Devlet tüm sektörlere kısa çalışma ödeneği sözü verdi. 1 Haziran’da uygulanmaya başlayan normalleşme adımları ile birlikte tiyatrolar için 1 Temmuz tarihinden itibaren mekan yasağının kaldırılması, devletin kısa çalışma ödeneğini ödemekten kurtulması ve üzerindeki bu sorumluluğu sektörlere devretmesi anlamına da geliyor. Bu arada kısa çalışma ödeneğinin kişilerin hakkı olan işsizlik maaşlarından yapılan kesintiyle oluşturulduğunu da ekleyelim, yani ödenen meblağ kişinin hakkı olan bir birikimden düşüyor, ayrı bir kaynaktan değil. Ancak her konuda olduğu gibi bu konuda da son sözü Erdoğan söyleyecek.  

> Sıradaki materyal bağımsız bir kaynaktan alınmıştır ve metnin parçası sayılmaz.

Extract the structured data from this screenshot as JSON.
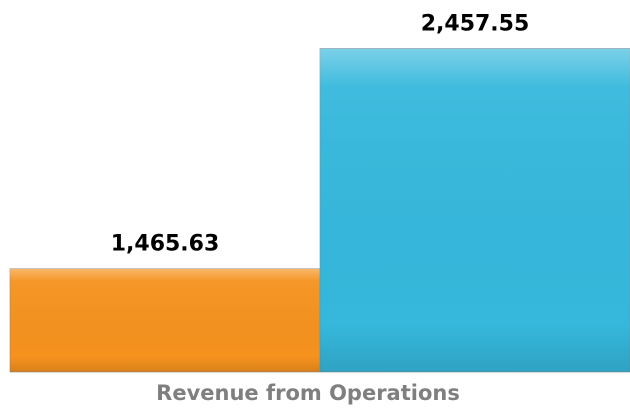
{
  "chart_data": {
    "type": "bar",
    "categories": [
      "Revenue from Operations"
    ],
    "series": [
      {
        "color": "#f5921e",
        "values": [
          1465.63
        ],
        "value_labels": [
          "1,465.63"
        ]
      },
      {
        "color": "#35b8dc",
        "values": [
          2457.55
        ],
        "value_labels": [
          "2,457.55"
        ]
      }
    ],
    "ylim": [
      1000,
      2500
    ]
  }
}
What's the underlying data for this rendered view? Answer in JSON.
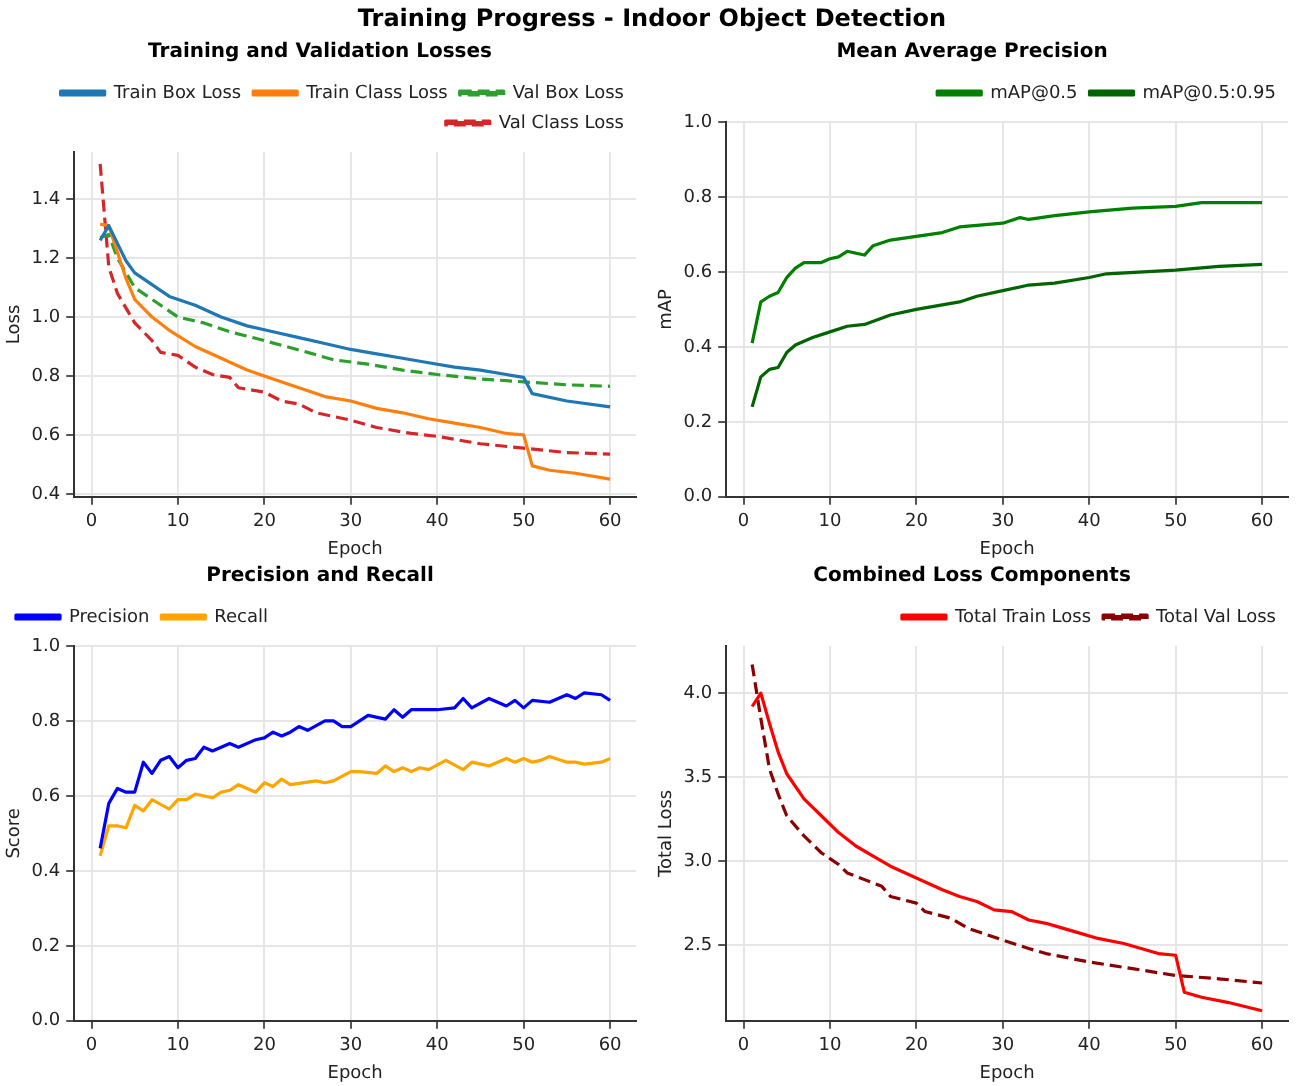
{
  "chart_data": [
    {
      "type": "line",
      "title": "Training and Validation Losses",
      "xlabel": "Epoch",
      "ylabel": "Loss",
      "annotations": [
        "Training Progress - Indoor Object Detection"
      ],
      "xlim": [
        -2,
        63
      ],
      "xticks": [
        0,
        10,
        20,
        30,
        40,
        50,
        60
      ],
      "ylim": [
        0.39,
        1.56
      ],
      "yticks": [
        0.4,
        0.6,
        0.8,
        {
          "value": 1,
          "label": "1.0"
        },
        1.2,
        1.4
      ],
      "grid": true,
      "legend": "top right",
      "marker": "none",
      "series": [
        {
          "name": "Train Box Loss",
          "color": "#1f77b4",
          "line_style": "solid",
          "x": [
            1,
            2,
            3,
            4,
            5,
            7,
            9,
            12,
            15,
            18,
            21,
            24,
            27,
            30,
            33,
            36,
            39,
            42,
            45,
            48,
            50,
            51,
            55,
            60
          ],
          "values": [
            1.26,
            1.31,
            1.25,
            1.19,
            1.15,
            1.11,
            1.07,
            1.04,
            1.0,
            0.97,
            0.95,
            0.93,
            0.91,
            0.89,
            0.875,
            0.86,
            0.845,
            0.83,
            0.82,
            0.805,
            0.795,
            0.74,
            0.715,
            0.695
          ]
        },
        {
          "name": "Train Class Loss",
          "color": "#ff7f0e",
          "line_style": "solid",
          "x": [
            1,
            2,
            3,
            4,
            5,
            7,
            9,
            12,
            15,
            18,
            21,
            24,
            27,
            30,
            33,
            36,
            39,
            42,
            45,
            48,
            50,
            51,
            53,
            56,
            60
          ],
          "values": [
            1.315,
            1.31,
            1.22,
            1.13,
            1.06,
            1.0,
            0.955,
            0.9,
            0.86,
            0.82,
            0.79,
            0.76,
            0.73,
            0.715,
            0.69,
            0.675,
            0.655,
            0.64,
            0.625,
            0.605,
            0.6,
            0.495,
            0.48,
            0.47,
            0.45
          ]
        },
        {
          "name": "Val Box Loss",
          "color": "#2ca02c",
          "line_style": "dashed",
          "x": [
            1,
            2,
            3,
            5,
            7,
            10,
            13,
            16,
            20,
            25,
            28,
            32,
            36,
            40,
            45,
            50,
            55,
            60
          ],
          "values": [
            1.27,
            1.28,
            1.2,
            1.1,
            1.06,
            1.0,
            0.98,
            0.95,
            0.92,
            0.88,
            0.855,
            0.84,
            0.82,
            0.805,
            0.79,
            0.78,
            0.77,
            0.765
          ]
        },
        {
          "name": "Val Class Loss",
          "color": "#d62728",
          "line_style": "dashed",
          "x": [
            1,
            2,
            3,
            5,
            7,
            8,
            10,
            12,
            14,
            16,
            17,
            20,
            22,
            24,
            26,
            30,
            33,
            37,
            40,
            45,
            50,
            55,
            60
          ],
          "values": [
            1.52,
            1.17,
            1.08,
            0.98,
            0.92,
            0.88,
            0.87,
            0.83,
            0.805,
            0.795,
            0.76,
            0.745,
            0.715,
            0.705,
            0.675,
            0.65,
            0.625,
            0.605,
            0.595,
            0.57,
            0.555,
            0.54,
            0.535
          ]
        }
      ]
    },
    {
      "type": "line",
      "title": "Mean Average Precision",
      "xlabel": "Epoch",
      "ylabel": "mAP",
      "xlim": [
        -2,
        63
      ],
      "xticks": [
        0,
        10,
        20,
        30,
        40,
        50,
        60
      ],
      "ylim": [
        0,
        1
      ],
      "yticks": [
        {
          "value": 0,
          "label": "0.0"
        },
        0.2,
        0.4,
        0.6,
        0.8,
        {
          "value": 1,
          "label": "1.0"
        }
      ],
      "grid": true,
      "legend": "top right",
      "marker": "none",
      "series": [
        {
          "name": "mAP@0.5",
          "color": "#008000",
          "line_style": "solid",
          "x": [
            1,
            2,
            3,
            4,
            5,
            6,
            7,
            9,
            10,
            11,
            12,
            14,
            15,
            17,
            20,
            23,
            25,
            30,
            32,
            33,
            36,
            40,
            45,
            50,
            53,
            60
          ],
          "values": [
            0.41,
            0.52,
            0.535,
            0.545,
            0.585,
            0.61,
            0.625,
            0.625,
            0.635,
            0.64,
            0.655,
            0.645,
            0.67,
            0.685,
            0.695,
            0.705,
            0.72,
            0.73,
            0.745,
            0.74,
            0.75,
            0.76,
            0.77,
            0.775,
            0.785,
            0.785
          ]
        },
        {
          "name": "mAP@0.5:0.95",
          "color": "#006400",
          "line_style": "solid",
          "x": [
            1,
            2,
            3,
            4,
            5,
            6,
            8,
            10,
            12,
            14,
            17,
            20,
            25,
            27,
            30,
            33,
            36,
            40,
            42,
            50,
            55,
            60
          ],
          "values": [
            0.24,
            0.32,
            0.34,
            0.345,
            0.385,
            0.405,
            0.425,
            0.44,
            0.455,
            0.46,
            0.485,
            0.5,
            0.52,
            0.535,
            0.55,
            0.565,
            0.57,
            0.585,
            0.595,
            0.605,
            0.615,
            0.62
          ]
        }
      ]
    },
    {
      "type": "line",
      "title": "Precision and Recall",
      "xlabel": "Epoch",
      "ylabel": "Score",
      "xlim": [
        -2,
        63
      ],
      "xticks": [
        0,
        10,
        20,
        30,
        40,
        50,
        60
      ],
      "ylim": [
        0,
        1
      ],
      "yticks": [
        {
          "value": 0,
          "label": "0.0"
        },
        0.2,
        0.4,
        0.6,
        0.8,
        {
          "value": 1,
          "label": "1.0"
        }
      ],
      "grid": true,
      "legend": "top left",
      "marker": "none",
      "series": [
        {
          "name": "Precision",
          "color": "#0000ff",
          "line_style": "solid",
          "x": [
            1,
            2,
            3,
            4,
            5,
            6,
            7,
            8,
            9,
            10,
            11,
            12,
            13,
            14,
            16,
            17,
            19,
            20,
            21,
            22,
            23,
            24,
            25,
            27,
            28,
            29,
            30,
            32,
            34,
            35,
            36,
            37,
            40,
            42,
            43,
            44,
            46,
            48,
            49,
            50,
            51,
            53,
            55,
            56,
            57,
            59,
            60
          ],
          "values": [
            0.46,
            0.58,
            0.62,
            0.61,
            0.61,
            0.69,
            0.66,
            0.695,
            0.705,
            0.675,
            0.695,
            0.7,
            0.73,
            0.72,
            0.74,
            0.73,
            0.75,
            0.755,
            0.77,
            0.76,
            0.77,
            0.785,
            0.775,
            0.8,
            0.8,
            0.785,
            0.785,
            0.815,
            0.805,
            0.83,
            0.81,
            0.83,
            0.83,
            0.835,
            0.86,
            0.835,
            0.86,
            0.84,
            0.855,
            0.835,
            0.855,
            0.85,
            0.87,
            0.86,
            0.875,
            0.87,
            0.855
          ]
        },
        {
          "name": "Recall",
          "color": "#ffa500",
          "line_style": "solid",
          "x": [
            1,
            2,
            3,
            4,
            5,
            6,
            7,
            9,
            10,
            11,
            12,
            14,
            15,
            16,
            17,
            19,
            20,
            21,
            22,
            23,
            26,
            27,
            28,
            30,
            31,
            33,
            34,
            35,
            36,
            37,
            38,
            39,
            41,
            43,
            44,
            46,
            48,
            49,
            50,
            51,
            52,
            53,
            55,
            56,
            57,
            59,
            60
          ],
          "values": [
            0.44,
            0.52,
            0.52,
            0.515,
            0.575,
            0.56,
            0.59,
            0.565,
            0.59,
            0.59,
            0.605,
            0.595,
            0.61,
            0.615,
            0.63,
            0.61,
            0.635,
            0.625,
            0.645,
            0.63,
            0.64,
            0.635,
            0.64,
            0.665,
            0.665,
            0.66,
            0.68,
            0.665,
            0.675,
            0.665,
            0.675,
            0.67,
            0.695,
            0.67,
            0.69,
            0.68,
            0.7,
            0.69,
            0.7,
            0.69,
            0.695,
            0.705,
            0.69,
            0.69,
            0.685,
            0.69,
            0.7
          ]
        }
      ]
    },
    {
      "type": "line",
      "title": "Combined Loss Components",
      "xlabel": "Epoch",
      "ylabel": "Total Loss",
      "xlim": [
        -2,
        63
      ],
      "xticks": [
        0,
        10,
        20,
        30,
        40,
        50,
        60
      ],
      "ylim": [
        2.05,
        4.28
      ],
      "yticks": [
        2.5,
        {
          "value": 3,
          "label": "3.0"
        },
        3.5,
        {
          "value": 4,
          "label": "4.0"
        }
      ],
      "grid": true,
      "legend": "top right",
      "marker": "none",
      "series": [
        {
          "name": "Total Train Loss",
          "color": "#ff0000",
          "line_style": "solid",
          "x": [
            1,
            2,
            3,
            4,
            5,
            7,
            9,
            11,
            13,
            15,
            17,
            20,
            23,
            25,
            27,
            29,
            31,
            33,
            35,
            37,
            39,
            41,
            44,
            46,
            48,
            50,
            51,
            53,
            56,
            60
          ],
          "values": [
            3.92,
            4.0,
            3.82,
            3.65,
            3.52,
            3.37,
            3.27,
            3.17,
            3.09,
            3.03,
            2.97,
            2.9,
            2.83,
            2.79,
            2.76,
            2.71,
            2.7,
            2.65,
            2.63,
            2.6,
            2.57,
            2.54,
            2.51,
            2.48,
            2.45,
            2.44,
            2.22,
            2.19,
            2.16,
            2.11
          ]
        },
        {
          "name": "Total Val Loss",
          "color": "#8b0000",
          "line_style": "dashed",
          "x": [
            1,
            2,
            3,
            4,
            5,
            7,
            9,
            11,
            12,
            14,
            16,
            17,
            20,
            21,
            24,
            26,
            30,
            33,
            35,
            40,
            45,
            50,
            55,
            60
          ],
          "values": [
            4.17,
            3.85,
            3.55,
            3.4,
            3.27,
            3.15,
            3.05,
            2.98,
            2.93,
            2.89,
            2.85,
            2.79,
            2.75,
            2.7,
            2.66,
            2.6,
            2.53,
            2.48,
            2.45,
            2.4,
            2.36,
            2.32,
            2.3,
            2.275
          ]
        }
      ]
    }
  ]
}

Bu dönemde bir yandan yeni dayanışma kampanyaları da düzenleniyor. “Dayanışmanın 100’ü Şiir” geçtiğimiz günlerde gündeme geldi. Tiyatro kooperatifi, Oyuncular Sendikası gibi örgütlenmelerin de içinde yer aldığı bu dayanışma etkinliğinde temel amaç devletin vermediği desteğin tiyatrocular kanalıyla -seyircilerin de desteği ile- oluşturulması ve ihtiyaç sahibi tiyatro sanatçıları/emekçileri ile paylaşılması. Kampanyadan faydalanmak isteyen sanatçılar kişisel başvurularını yaptılar. Başvuran kişilerden belli sayıda sanatçı seçilerek toplanan bağışlar (başvuran kişiye aylık 250 TL’lik destek) bu sanatçılara verilecek. Pandeminin uzun süre devam edeceği düşünüldüğünde bu tür dayanışma kampanyalarının çeşitlenmesi ve çoğalmasına ihtiyaç var. Örneğin içinde bulunduğumuz dönemde pek çok tiyatro salonu kapanmanın eşiğine gelmiş durumda. “Dayanışmanın 100’ü Şiir” etkinliğinde olduğu gibi başvuru ve değerlendirme üzerine yapılacak kısmi bir kişisel yardım yerine kapanan tiyatro salonlarının zararlarına destek olunmasına odaklanmak da tercih edilebilir. Toplanan bağışlarla devletin karşılamadığı somut bir eksik giderildiğinde kamuoyuna belirgin bir mesajın iletillmesi mümkün olacaktır. 

Sinema ve Dizi Sektörü

Oyuncular Sendikası’nın da girişimi ile bu dönemde dizi ve sinema setlerinde uygulanmak üzere bir kılavuz hazırlandı. Kılavuzda setteki teknik ekibin günde  11 saat, sanatçıların ise günde 8 saat’i geçmeyecek şekilde çalıştırılabileceği ifade ediliyor. Ancak ikinci bir dalganın beklendiği, koronavirüs salgınının ortadan kalkmadığı bu koşullarda hızlıca 11 saat gibi uzun bir çalışma temposuna geri dönmenin ne derece insani olduğu gibi bir soru ortada duruyor. “Setler neden açılıyor, bu durum sektör içinde yeni vakalarla sonuçlanmayacak mı” sorularının ise hiç gündeme gelmeyişinin düşündürücü olduğunu da ayrıca belirtmekte fayda var.